Em contraste com o negacionismo de Jair Bolsonaro, que se opõe à obrigatoriedade da vacinação e proibiu a aquisição da vacina chinesa, instituições e governos pelo mundo se preparam para uma campanha inédita de vacinação. 

O jornalista Jamil Chade informa em sua coluna que a Unicef ((Fundo das Nações Unidas para a Infância), por exemplo já começou a estocar insumos para permitir que, no momento que a nova vacina seja aprovada, uma verdadeira mobilização seja iniciada para permitir que a imunização chegue aos quatro cantos do mundo, não importando qual será a vacina contra a Covid-19 que chegará primeiro no mercado, nem sua nacionalidade importa. A Unicef é a maior compradora mundial de doses de vacina.

Só a Unicef já embalou e deixou prontas para o envio mais de 500 milhões de seringas. A previsão, porém, é de que o mundo precisará em 2021 de cerca de 1 bilhão de seringas apenas para permitir que as primeiras metas de imunização sejam atingidas.

Medidas começam a ser pensadas também em relação ao armazenamento das vacinas em freezers com baixas temperaturas, um desafio para muitas cidades pelo mundo.

Na OMS (Organização Mundial da Saúde), a estimativa é de que uma provável vacina tenha de ser mantida entre 2 e 8 graus Celsius. Tal exigência poderia excluir 3 bilhões de pessoas de ter acesso ao produto.

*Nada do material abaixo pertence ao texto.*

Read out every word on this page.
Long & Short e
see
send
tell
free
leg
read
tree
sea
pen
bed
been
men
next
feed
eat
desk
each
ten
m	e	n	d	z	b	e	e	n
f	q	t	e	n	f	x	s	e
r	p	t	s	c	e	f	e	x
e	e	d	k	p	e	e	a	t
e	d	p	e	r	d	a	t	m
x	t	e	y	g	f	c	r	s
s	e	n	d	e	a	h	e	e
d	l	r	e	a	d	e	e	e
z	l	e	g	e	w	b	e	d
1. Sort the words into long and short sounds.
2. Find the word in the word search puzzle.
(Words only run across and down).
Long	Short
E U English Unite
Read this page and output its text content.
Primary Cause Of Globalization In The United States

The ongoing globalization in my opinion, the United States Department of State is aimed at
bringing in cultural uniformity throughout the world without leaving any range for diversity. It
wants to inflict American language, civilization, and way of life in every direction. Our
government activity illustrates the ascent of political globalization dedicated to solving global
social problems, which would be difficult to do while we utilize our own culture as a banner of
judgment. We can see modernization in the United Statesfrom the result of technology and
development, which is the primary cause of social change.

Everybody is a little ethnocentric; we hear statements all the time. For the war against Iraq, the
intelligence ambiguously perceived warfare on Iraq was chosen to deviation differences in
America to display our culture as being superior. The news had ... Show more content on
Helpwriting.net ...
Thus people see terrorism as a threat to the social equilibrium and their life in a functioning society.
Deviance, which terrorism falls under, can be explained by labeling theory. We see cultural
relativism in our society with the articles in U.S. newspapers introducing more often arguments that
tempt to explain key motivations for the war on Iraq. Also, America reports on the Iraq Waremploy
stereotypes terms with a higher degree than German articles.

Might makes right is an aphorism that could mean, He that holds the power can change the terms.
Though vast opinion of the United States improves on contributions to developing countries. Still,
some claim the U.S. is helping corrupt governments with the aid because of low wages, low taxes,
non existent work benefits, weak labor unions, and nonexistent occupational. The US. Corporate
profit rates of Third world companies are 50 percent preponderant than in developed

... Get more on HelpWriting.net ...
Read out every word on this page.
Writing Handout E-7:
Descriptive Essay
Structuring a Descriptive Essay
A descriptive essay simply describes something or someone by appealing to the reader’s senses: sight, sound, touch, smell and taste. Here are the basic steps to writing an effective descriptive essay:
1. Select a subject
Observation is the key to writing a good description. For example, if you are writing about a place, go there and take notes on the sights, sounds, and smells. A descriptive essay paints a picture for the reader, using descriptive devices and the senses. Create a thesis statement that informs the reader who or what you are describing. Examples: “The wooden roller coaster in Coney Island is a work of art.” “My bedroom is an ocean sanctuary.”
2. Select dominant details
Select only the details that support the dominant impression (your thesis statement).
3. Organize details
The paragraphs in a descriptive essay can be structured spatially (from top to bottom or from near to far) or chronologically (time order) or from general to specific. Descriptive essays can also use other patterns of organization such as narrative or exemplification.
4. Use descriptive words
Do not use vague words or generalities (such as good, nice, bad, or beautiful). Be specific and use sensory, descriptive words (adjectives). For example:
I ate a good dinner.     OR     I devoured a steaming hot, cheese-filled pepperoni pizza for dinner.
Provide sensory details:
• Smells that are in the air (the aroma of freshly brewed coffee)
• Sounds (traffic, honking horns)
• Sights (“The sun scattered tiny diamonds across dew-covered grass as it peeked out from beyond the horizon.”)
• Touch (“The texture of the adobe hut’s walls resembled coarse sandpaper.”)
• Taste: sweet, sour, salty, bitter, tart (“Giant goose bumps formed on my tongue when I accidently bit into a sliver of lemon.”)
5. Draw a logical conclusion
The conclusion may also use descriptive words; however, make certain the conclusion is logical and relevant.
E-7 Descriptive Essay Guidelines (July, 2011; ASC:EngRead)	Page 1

O jornalista Jamil Chade informa, também, que a União Europeia não discute a vacina, mas como fará a vacinação.

Enquanto isso, na OMS, uma equipe começa a trabalhar para estabelecer canais de distribuição e para ajudar governos a realizar um processo inédito. Na semana passada, depois de uma reunião de um grupo de especialistas, ficou estabelecido que profissionais de saúde, idosos e pessoas com certas doenças receberiam a vacina de forma prioritária.

Nos bastidores dos governos, a ordem é a de montar planos de vacinação. Na União Europeia, por exemplo, Bruxelas enviou uma lista de “deveres” que governos terão de se esforçar ao máximo para garantir que seus serviços de saúde estejam preparados para a operação, além de designar as populações que irão receber a vacina de forma prioritária.